Давид писал мадам Рекамье полулежащей на легком канапе, своими очертаниями напоминавшем греческие ложа. Канделябр со светильником, почти точная копия геркуланумского, стоял у изголовья. Точеное тело мадам Рекамье, облаченное в платье, подобное греческой тунике, было прорисовано скупым и нервным контуром, которому вторили простые линии изысканного ложа. Певучие строгие линии пронизывали все в картине, объединяли тело и предметы; мебель становилась украшением человека, как платье или драгоценности. В светильнике, в изгибе спинки канапе было спокойное равновесие, неотрывное от человека. Обнаженные руки, шея и ступни маленьких ног были совершенны, как у богини. И лицо женщины, царившее на холсте, причудливо сочетало в себе живость парижанки с правильностью черт статуи. Оливковые, тускло-золотистые, серо-стальные тона придавали полотну сдержанность и достоинство, будто отблеск древних мраморов падал в эту парижскую комнату. Само время жило в картине, жило со своей острой и поверхностной мыслью, с любовью к античному маскараду, к простоте, доведенной до изысканности, с вольностью одежд, жаждой идеала, не менее далекого от действительности, чем образы Буше.

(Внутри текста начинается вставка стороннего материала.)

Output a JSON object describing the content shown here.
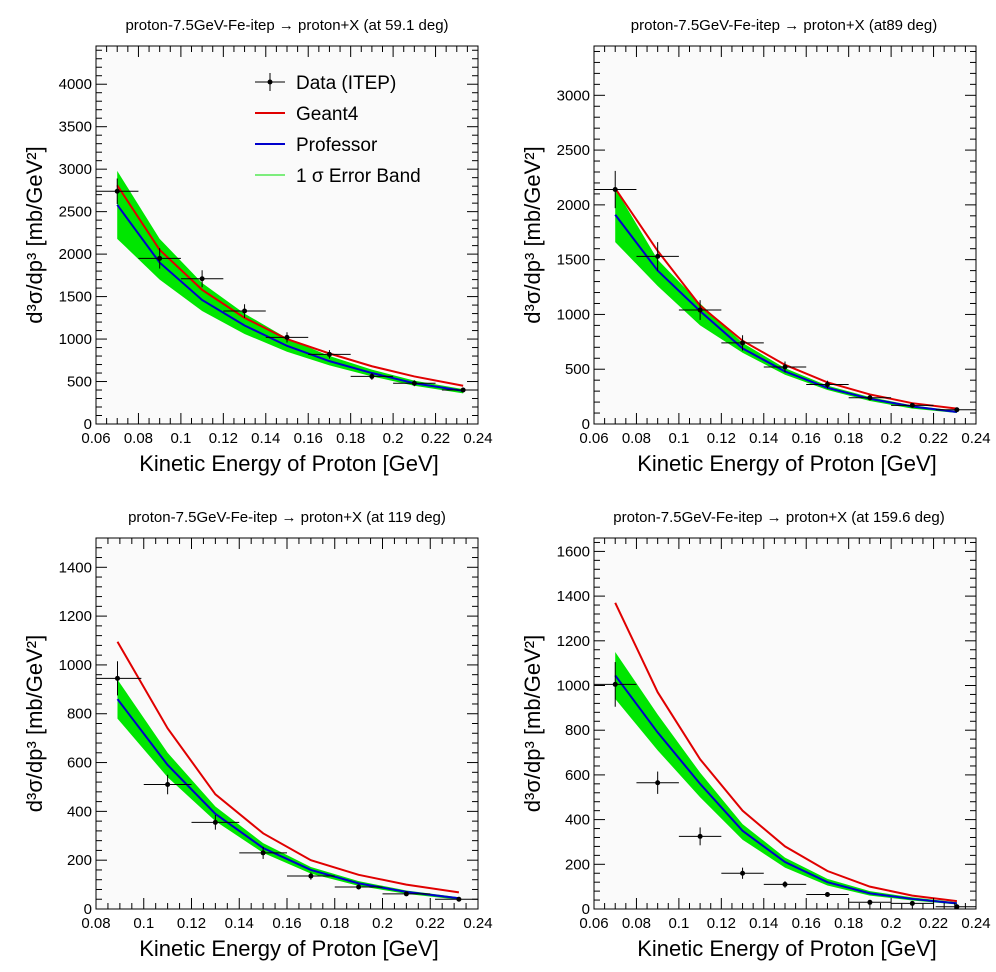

Но мадам Рекамье, видимо, не осталась довольна портретом. Его высокая и холодная красота показалась ей скучной. Не дождавшись, пока Давид кончит работу, она заказала свой портрет Жерару.

Узнав об этом, Давид отказался продолжать работу.

— Мадам, — сказал он, — позвольте и художникам иметь свои капризы.

Портрет остался незаконченным.

А Жерар написал мадам Рекамье, как она хотела: не холодной богиней, а обольстительной красавицей. Кому нужна настоящая античная красота, если в ней пропадают чары модной хозяйки салона?

Да, время все больше отдалялось от Давида — современники переставали его понимать. Но кисть его многое угадывала, предчувствовала. Разные грани жизни — от побед первого консула до тончайших оттенков современных нравов — преломлялись в его картинах. Далеко ушли трибуны Конвента, мертвые черты Марата, тревожный Париж революционных лет. От всего этого осталась лишь маленькая кокарда на шляпе и тщательно запрятанные холсты. Но что в этом? Картин никто не видит, а такая же кокарда на шляпе первого консула, куда больше похожего на короля, чем коронованные монархи.